The Wife with a Double Life

by Barbara Foster for Nerve magazine, 1997

Civilized Frenchwomen — George Sand, Colette and  Simone de Beauvoir are my role models.

   For years, by choice, I’ve sawed myself in half emotionally in order to live a double life: daytimes a married academic, night times a Greenwich Village free spirit. A coterie of friends were hip to the masquerade; the less familiar know me as a librarian scholar engaged in research on women’s studies. One self displays a bookish facade; its shadow craves adventurous travel with lots of fucking on the side. Since each face is fed a nutritional diet, neither feels deprived. The bourgeois and the anarchist have learned to live together.

Before marriage I suffered from mental and physical constipation. Once my soul mate appeared to whisk me away from a stark parental home, the flow started. Not that I was beaten or abused –just bored to death in Philadelphia. Marriage brought me an expensive love out of a Russian novel. For several years we had great sex that precluded outside involvements. Monogamy, the first stage in our romantic cycle, gave way to a “tolerant marriage” then an “open marriage.” Some years later this evolved into a successful working ménage à trois that incorporates our significant other, Letha Hadady.

Together Mike and I met Letha in Paris. Her youthful, blonde good looks swept us both off our feet. Americans abroad, we three walked around the Left Bank for several nights in a row. We finished each other’s sentences, thought each other’s thoughts. This wonderful three-way telepathy continued after Mike and I returned to New York. Alas, Letha could not come home with us then; she was still married to her childhood sweetheart, an attachment not entirely played out. We three remained in touch, hoping for a reunion. With Letha’s decision to leave her husband, the curtain went up on the first act in our ménage drama.

Married young, I have remained an inveterate bohemian apt to dye her hair rainbow colors. The ring on my left hand did not tame the rebellious streak left over from a repressive youth. Therefore, the unorthodox nature of a ménage has suited me. Let the world be coupled off! I side with the Greek philosopher Pythagoras who considered three the most mystical of numbers.

A ménage gives me a solid base from which to explore the Byzantine complexity of male-female relations. Often my “nice girl” side has clucked her tongue at the tramp whose skin she shares.Quels frissons! I dared sample pleasures traditionally denied the married woman. Clothes skin tight, I would saunter into a bar, pick up a well-hung dude and fuck the night away. Next day, respectable in a business suit, I chuckled over these midnight excesses. I preferred dark men, for blondes were too wholesome, without the apparent wickedness that made cruising in New York exciting.
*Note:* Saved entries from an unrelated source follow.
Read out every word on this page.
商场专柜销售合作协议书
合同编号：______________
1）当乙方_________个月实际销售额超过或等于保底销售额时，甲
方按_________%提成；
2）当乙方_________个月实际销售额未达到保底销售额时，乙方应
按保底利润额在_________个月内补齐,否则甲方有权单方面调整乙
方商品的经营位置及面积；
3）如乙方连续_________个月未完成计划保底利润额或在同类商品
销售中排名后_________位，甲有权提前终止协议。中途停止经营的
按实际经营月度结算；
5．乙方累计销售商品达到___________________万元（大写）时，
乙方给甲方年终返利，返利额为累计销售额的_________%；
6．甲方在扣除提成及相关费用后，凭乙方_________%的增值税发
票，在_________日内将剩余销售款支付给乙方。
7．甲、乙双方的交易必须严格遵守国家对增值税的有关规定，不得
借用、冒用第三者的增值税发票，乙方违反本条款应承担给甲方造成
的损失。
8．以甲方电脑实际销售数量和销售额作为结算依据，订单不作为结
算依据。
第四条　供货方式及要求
When wounded, I could creep back to my nest to be healed. Instead of a jealous husband, mine understands even my most sublime fuck bouts. His perceptions are always fresh, his insights into my behavior astounding. Meanwhile, I have a trustworthy female friend who has helpd me by editing my writing and advised me about health matters. Her tact never fails, even at moments of extreme stress. When the travel bug bites me, my “baby sitter” takes over. (In the city, our ménage does not live together for lack of space). For years Mike lived more or less with me and then moved in with Letha. I used to get kicks imagining my most beloved partners fucking in my marital bed. Writers are always voyeurs! But we two women have always had separate homes.

Civilized Frenchwomen — George Sand, Colette and Simone de Beauvoir, for example, are my role models. These literary women indulged their sensual appetites in a refined style typical of Paris. In New York, I have settled for men with reasonable looks, sexual potency, an open-minded attitude and a modicum of brains.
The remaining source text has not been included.